Елена Данченко

Елена Данченко

Четвёртое измерение № 24 (300) от 21 августа 2014 года

…отодвинь темноту, отодвинь

 

Ночью

 

Погребная ночная сырость

рваной сетью мой дом облегает.

Мокрый месяц – как ломтик сыра,

недоеденный облаками.

Не амфибия я, не рыба!

Душат бронхи намокшей ватой,

вытесняя остатки нимба,

стёртый облик невиноватый –

всё твоё, не любимый мною,

в смутный час, в развалюхе-даче…

Что ж так долго собака воет?

Что за птица так горько плачет?

 

Летний ливень

 

Это счастье – уметь сочинять по ночам,

если сон невозможен, как снежная буря в июле.

Жаркий ливень хлестнул по лицу сгоряча,

проплясал гопака на крыльце и – пошёл бедокурить

по засохшим окраинам, спёкшимся глинам родным,

по поместьям души, не желающей грамот охранных,

не клянущей судьбу за горящий как уголь нарыв,

а желающей только с дождём пробежаться на равных.

Потому-то ей ливень глухой темнотой объяснит

до конца эту боль, что она большинству не знакома.

К хиромантам плетущимся, чтобы судьбе отомстить,

толкователям снов и любителям Фрейда и Фромма.

Ей не надо не света, ни лёгкости, о, подождёт

и она – избавленья!

Ей лишь на минуту, секунду забыться!

Потому-то изнанка листвы так чиста под дождём,

что она показать себя миру совсем не стыдится.

 

Бабушкин край

 

Лакированный лютик и трубчатый клевер

мне с пригорка кивнули, как два олимпийца.

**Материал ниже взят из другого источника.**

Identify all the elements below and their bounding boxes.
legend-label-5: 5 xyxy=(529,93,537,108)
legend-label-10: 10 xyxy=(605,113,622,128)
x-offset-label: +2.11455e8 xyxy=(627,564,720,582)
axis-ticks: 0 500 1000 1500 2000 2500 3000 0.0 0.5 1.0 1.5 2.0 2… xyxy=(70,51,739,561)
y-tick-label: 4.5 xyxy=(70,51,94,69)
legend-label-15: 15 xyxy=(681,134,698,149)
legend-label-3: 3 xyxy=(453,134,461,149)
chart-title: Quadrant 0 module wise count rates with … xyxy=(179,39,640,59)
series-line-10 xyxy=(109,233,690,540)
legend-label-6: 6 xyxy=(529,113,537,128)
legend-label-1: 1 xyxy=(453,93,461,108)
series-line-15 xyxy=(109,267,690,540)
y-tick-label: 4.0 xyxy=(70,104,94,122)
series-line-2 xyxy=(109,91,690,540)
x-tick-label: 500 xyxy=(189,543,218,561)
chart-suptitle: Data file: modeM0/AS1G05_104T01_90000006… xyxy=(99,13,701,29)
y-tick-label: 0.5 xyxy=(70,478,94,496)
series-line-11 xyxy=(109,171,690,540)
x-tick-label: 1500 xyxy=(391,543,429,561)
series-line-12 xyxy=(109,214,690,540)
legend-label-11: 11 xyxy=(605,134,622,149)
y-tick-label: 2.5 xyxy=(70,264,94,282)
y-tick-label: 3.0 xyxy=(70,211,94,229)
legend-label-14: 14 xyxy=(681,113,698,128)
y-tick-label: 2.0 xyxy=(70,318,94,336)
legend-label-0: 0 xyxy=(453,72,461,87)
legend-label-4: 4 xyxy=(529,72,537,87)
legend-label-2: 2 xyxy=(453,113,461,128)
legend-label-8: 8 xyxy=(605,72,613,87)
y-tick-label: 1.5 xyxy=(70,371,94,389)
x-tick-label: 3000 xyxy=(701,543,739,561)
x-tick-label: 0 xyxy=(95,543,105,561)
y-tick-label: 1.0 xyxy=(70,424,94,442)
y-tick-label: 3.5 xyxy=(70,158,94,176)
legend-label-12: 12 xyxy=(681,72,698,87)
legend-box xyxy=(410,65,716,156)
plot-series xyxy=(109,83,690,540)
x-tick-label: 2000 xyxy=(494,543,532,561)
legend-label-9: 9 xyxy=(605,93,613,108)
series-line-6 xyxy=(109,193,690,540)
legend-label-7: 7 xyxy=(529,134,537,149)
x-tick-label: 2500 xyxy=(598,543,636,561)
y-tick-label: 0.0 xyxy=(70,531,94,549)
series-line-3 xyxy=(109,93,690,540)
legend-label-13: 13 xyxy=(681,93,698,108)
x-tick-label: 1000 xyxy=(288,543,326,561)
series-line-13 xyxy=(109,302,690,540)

Эта Белая Русь, этот ласковый север

будет местом, где выпадет снова родиться.

Молчаливая чистая речка Оршица

обовьёт мои детские ноги босые…

Но от жизни, от жизни своей отрешиться

я не в силах, промокнув от слёз, от росы ли.

Счастья не было, денег, почёта и славы,

и любовь обманула, что хуже и горше.

А судьба мастерила такие облавы,

что спасалась лишь чудом и городом Оршей.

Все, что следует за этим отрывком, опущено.